Once again, I am not debating the merits of the death penalty. There is a legitimate argument over whether the death penalty effectively deters violent crime, although my personal observation is that not one of the criminals who has been executed over the years has ever killed again. The issue is whether judges should have the power to make a ruling that specifically contravenes the Constitution and also goes against the wishes of the American people. Here the liberals generally say yes, and the conservatives generally say no.

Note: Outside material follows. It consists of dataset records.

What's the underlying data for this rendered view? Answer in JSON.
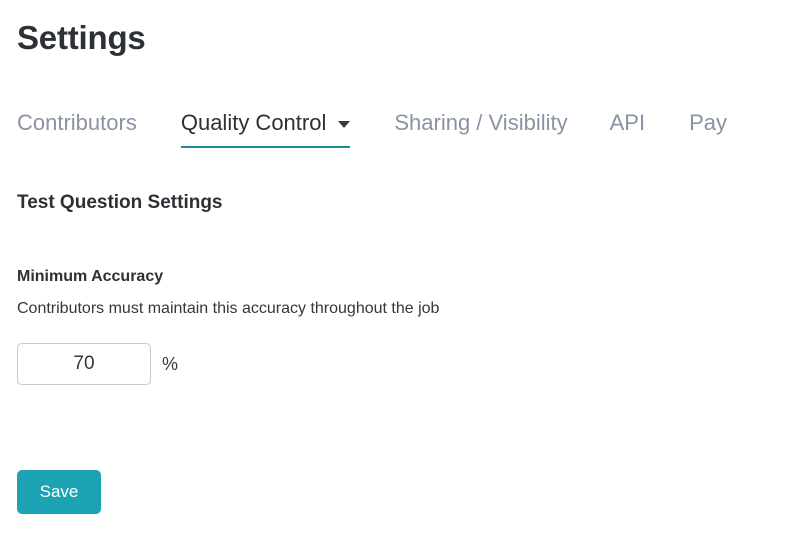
{
  "page": {
    "title": "Settings"
  },
  "tabs": [
    {
      "label": "Contributors",
      "active": false,
      "has_caret": false
    },
    {
      "label": "Quality Control",
      "active": true,
      "has_caret": true
    },
    {
      "label": "Sharing / Visibility",
      "active": false,
      "has_caret": false
    },
    {
      "label": "API",
      "active": false,
      "has_caret": false
    },
    {
      "label": "Pay",
      "active": false,
      "has_caret": false
    }
  ],
  "section": {
    "title": "Test Question Settings"
  },
  "field": {
    "label": "Minimum Accuracy",
    "help": "Contributors must maintain this accuracy throughout the job",
    "value": "70",
    "placeholder": "",
    "unit": "%"
  },
  "actions": {
    "save_label": "Save"
  },
  "colors": {
    "accent": "#1ba3b4",
    "active_tab_underline": "#1c8b9c",
    "inactive_tab_text": "#8a92a6",
    "heading_text": "#2d3136",
    "body_text": "#33383d",
    "input_border": "#c8cad6",
    "background": "#ffffff"
  },
  "icons": {
    "caret_down": "chevron-down-icon"
  }
}
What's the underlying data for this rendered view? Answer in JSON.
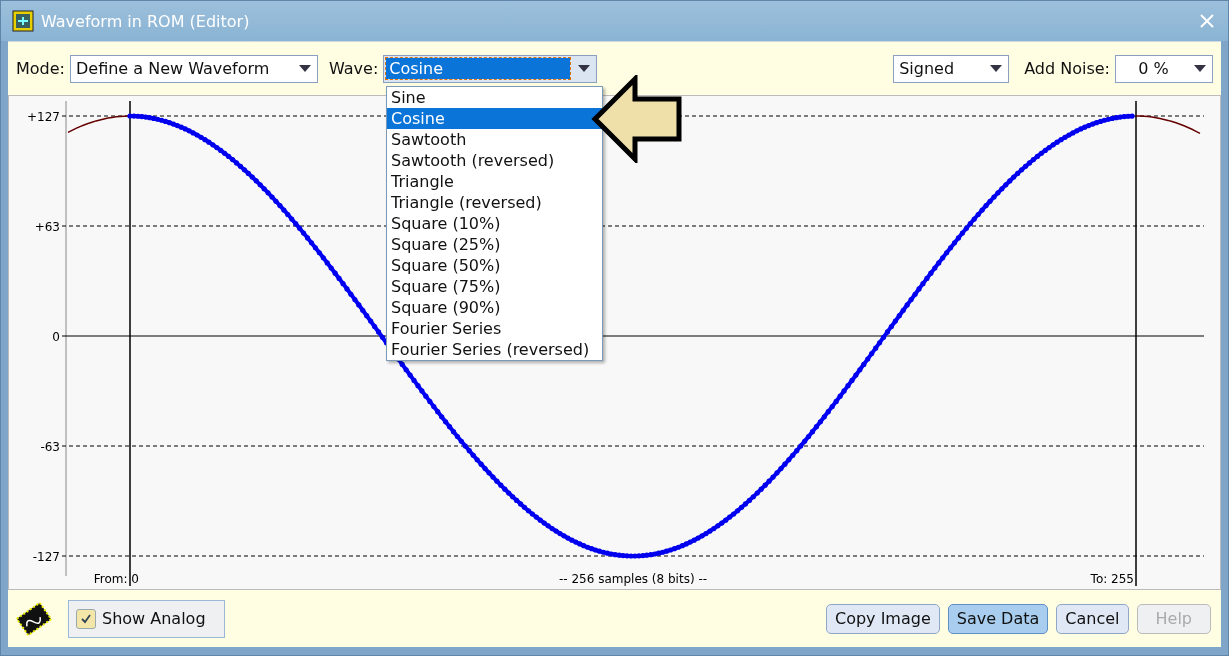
{
  "window": {
    "title": "Waveform in ROM (Editor)"
  },
  "toolbar": {
    "mode": {
      "label": "Mode:",
      "value": "Define a New Waveform"
    },
    "wave": {
      "label": "Wave:",
      "value": "Cosine",
      "expanded": true
    },
    "format": {
      "value": "Signed"
    },
    "noise": {
      "label": "Add Noise:",
      "value": "0 %"
    }
  },
  "wave_options": [
    {
      "label": "Sine",
      "selected": false
    },
    {
      "label": "Cosine",
      "selected": true
    },
    {
      "label": "Sawtooth",
      "selected": false
    },
    {
      "label": "Sawtooth (reversed)",
      "selected": false
    },
    {
      "label": "Triangle",
      "selected": false
    },
    {
      "label": "Triangle (reversed)",
      "selected": false
    },
    {
      "label": "Square (10%)",
      "selected": false
    },
    {
      "label": "Square (25%)",
      "selected": false
    },
    {
      "label": "Square (50%)",
      "selected": false
    },
    {
      "label": "Square (75%)",
      "selected": false
    },
    {
      "label": "Square (90%)",
      "selected": false
    },
    {
      "label": "Fourier Series",
      "selected": false
    },
    {
      "label": "Fourier Series (reversed)",
      "selected": false
    }
  ],
  "plot": {
    "y_ticks": [
      "+127",
      "+63",
      "0",
      "-63",
      "-127"
    ],
    "from_label": "From: 0",
    "caption": "-- 256 samples (8 bits) --",
    "to_label": "To: 255"
  },
  "footer": {
    "show_analog": {
      "label": "Show Analog",
      "checked": true
    },
    "buttons": [
      {
        "label": "Copy Image",
        "kind": "normal"
      },
      {
        "label": "Save Data",
        "kind": "default"
      },
      {
        "label": "Cancel",
        "kind": "normal"
      },
      {
        "label": "Help",
        "kind": "disabled"
      }
    ]
  }
}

The issue is a fundamental one: It goes to the heart of what kind of society we are. In a democratic society, people make the laws. The judges job is to interpret the law, to apply it to specific cases. For judges to make laws that go beyond their contitutional authority is for them to usurp the prerogatives of the legislature and of the people. Do we want to be ruled by nine unelected individuals drawn from a relatively narrow segment of society, or do we want to be ruled by people that we elect in the manner that the constitution provides?
The role of judges is like that of an umpire in a baseball game. The umpire does not make the rules. The rules are given to him; his job is to apply them. The fairness of the game depends on the umpire performing this neutral function. Liberal Democrats, however, want their judges not to be umpires but to be players. They want activist judges who will issue rulings that are congruent with liberal ideology. At least for now, Americans have decided to keep these people away from the reins of power.
Only time I have ever been able to watch Donahue for more than 2 minutes.
Vote Gore in 2004!
I'd say welcome to FR, but you likely won't be around long enough, lol.
btw, quit posting such racist drivel and run along to DU, kid.
Some of the most interesting threads I've read are ones where a poster with the minority view takes on all comers.
Has Katrina yet learned who her congressman is? When asked by Chris Matthews recently, she seemed not to know. Strange, for someone ostensibly so "aware" of politics, and what's right for others and our country.
Of course, in her world (and that of most readers of The Nation) simply saying, "why, the party respresents me" is more the ideal.